When I suffered this five years ago I had a wonderful nurse practioner, some youth, and was not going through menopause. My nurse moved away {I see another one but its not the same} I am older and perimenopause is making it SO much worse! Am I "too old to get better" I am fifty and feel like its too late too get better like this is the way its going to be the rest of my life. My main worries are having a heart attack or stroke or getting cancer or getting locked up in a mental ward and leaving my son, I feel like now that I am older it will so much harder to get better and I know that is not positive thinking. This whole thing started last november, I got the flu then it went into broncitis, then I had an ovarian cyst burst, then another relapse of broncitis then I got a blood clot in my leg! and this all happened within six short weeks, somehow I got through the holidays but really fell apart in January, I really thought upping the klonopin and getting a therapist would help, I jumped right on it this time never did I think it would last this long and get worse, I am unable to take antidepressants because of severe side effects so Klonopin is all I have along with breathing and prayer, I have been praying for so long for God to help me or at least lessen it so I can function, I have lost so much because of this panic and depression, I fear I will lose my husband too, if I survive it, sometimes during an attack my blood pressure goes sky-high, like 176/104 and it terrifies me! Every panic I think I am dying, you would think after so many I would not think that but I do and now the depression has come, I cry everyday and the hypocrondria is so severe, I think that is what is causing the panic and crying. the severe bodily symptoms of death.

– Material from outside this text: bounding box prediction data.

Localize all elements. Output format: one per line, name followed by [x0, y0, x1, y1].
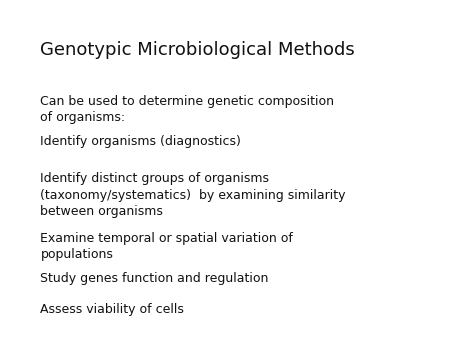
Text: Can be used to determine genetic composition
of organisms:: Can be used to determine genetic composi…	[40, 95, 334, 124]
Text: Identify distinct groups of organisms
(taxonomy/systematics)  by examining simil: Identify distinct groups of organisms (t…	[40, 172, 346, 218]
Text: Study genes function and regulation: Study genes function and regulation	[40, 272, 269, 285]
Text: Assess viability of cells: Assess viability of cells	[40, 303, 184, 315]
Text: Examine temporal or spatial variation of
populations: Examine temporal or spatial variation of…	[40, 232, 293, 261]
Text: Identify organisms (diagnostics): Identify organisms (diagnostics)	[40, 135, 241, 148]
Text: Genotypic Microbiological Methods: Genotypic Microbiological Methods	[40, 41, 355, 58]
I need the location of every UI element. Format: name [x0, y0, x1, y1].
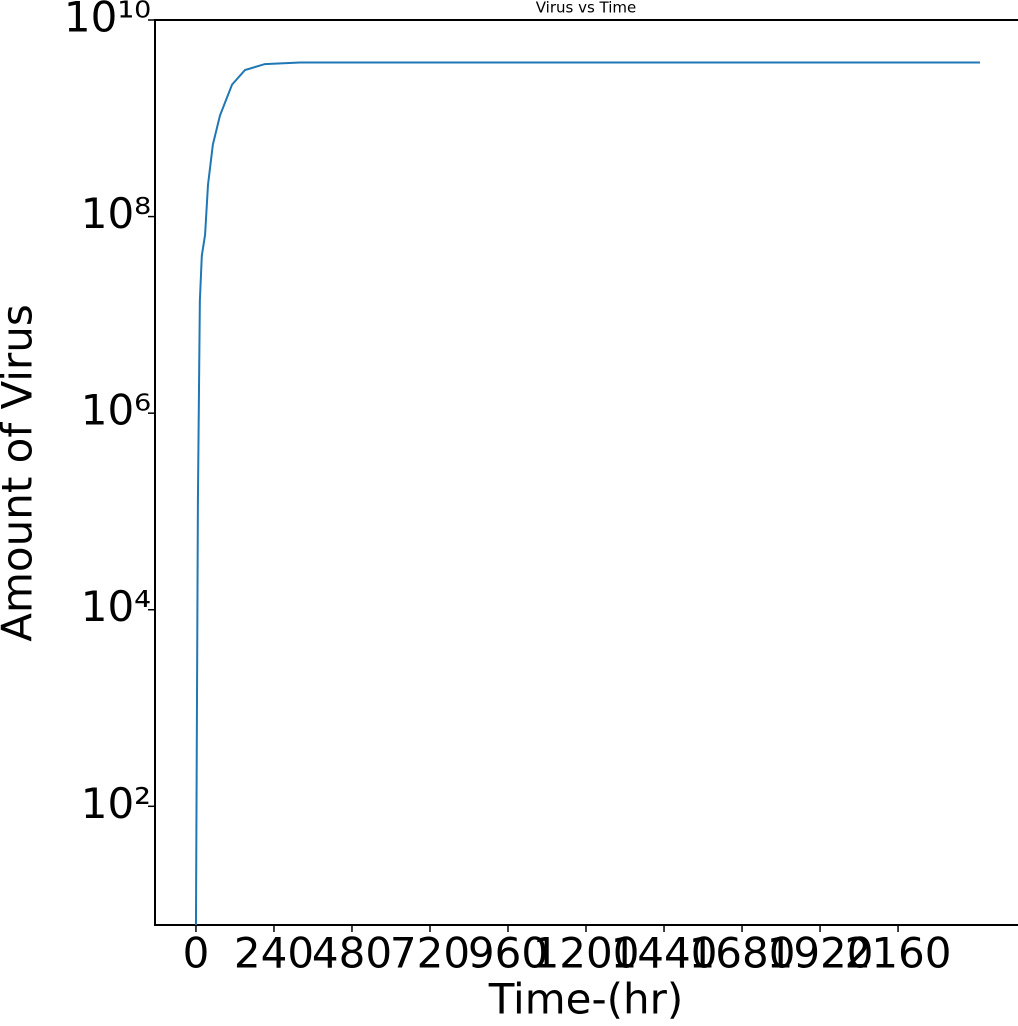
x-tick-label: 0: [183, 929, 210, 978]
y-tick-label: 10⁶: [81, 386, 151, 435]
y-tick-label: 10¹⁰: [64, 0, 151, 42]
y-axis-label: Amount of Virus: [0, 304, 42, 641]
x-tick-label: 720: [390, 929, 470, 978]
x-tick-label: 960: [468, 929, 548, 978]
x-tick-label: 1440: [611, 929, 718, 978]
x-axis-label: Time-(hr): [488, 975, 684, 1024]
x-tick-label: 1200: [533, 929, 640, 978]
x-tick-label: 480: [312, 929, 392, 978]
x-tick-label: 240: [234, 929, 314, 978]
y-tick-label: 10⁴: [81, 582, 151, 631]
x-tick-label: 1920: [767, 929, 874, 978]
x-tick-label: 2160: [845, 929, 952, 978]
chart-title: Virus vs Time: [536, 0, 637, 17]
line: [194, 61, 980, 926]
y-tick-label: 10²: [81, 779, 151, 828]
y-tick-label: 10⁸: [81, 189, 151, 238]
x-tick-label: 1680: [689, 929, 796, 978]
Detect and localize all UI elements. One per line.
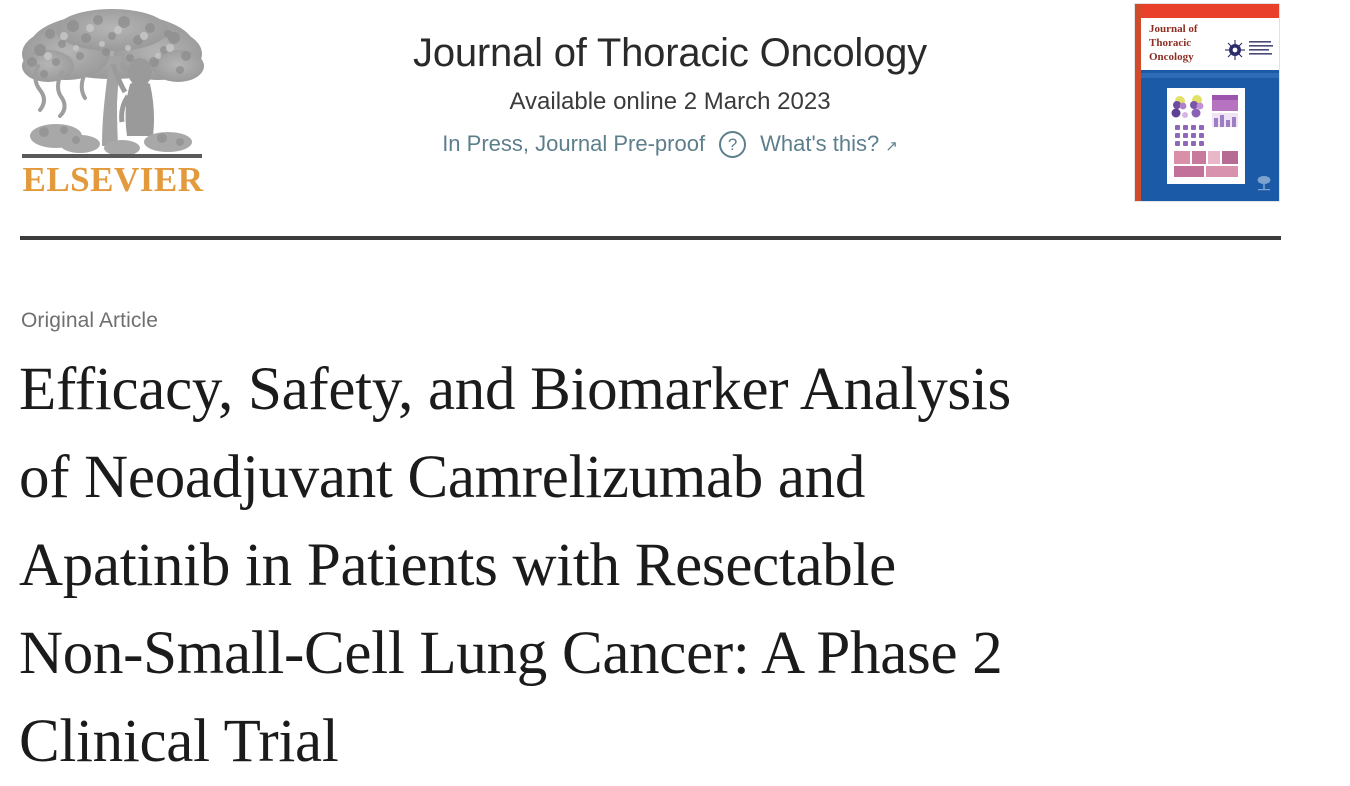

Has anyone ever been this bad and recovered? and I too old? I feel like all I have too look forward too is sickness, disease and old age, I feel like my life is over and I have spent so much time and money and I am even worse now, I am so afraid of death but I cannot live like this, its not fair too my son or husband. Is there hope? will this program help? will I ever be able to function again, even if it would just lessen or ease up it would help, I feel so scared and alone and people have been very very mean too me about this condition, my nurse called me a "nervous wreck" and my therapist hinted I got some "payoff" from it, 90% of my attacks come when I am alone so there is no payoff, I have lost such confidence in him since he said this.
I am so sorry this was so long, please forgive me, it felt some relief just too get it out. Do you think I can be helped at my age? Thank you very much for listening.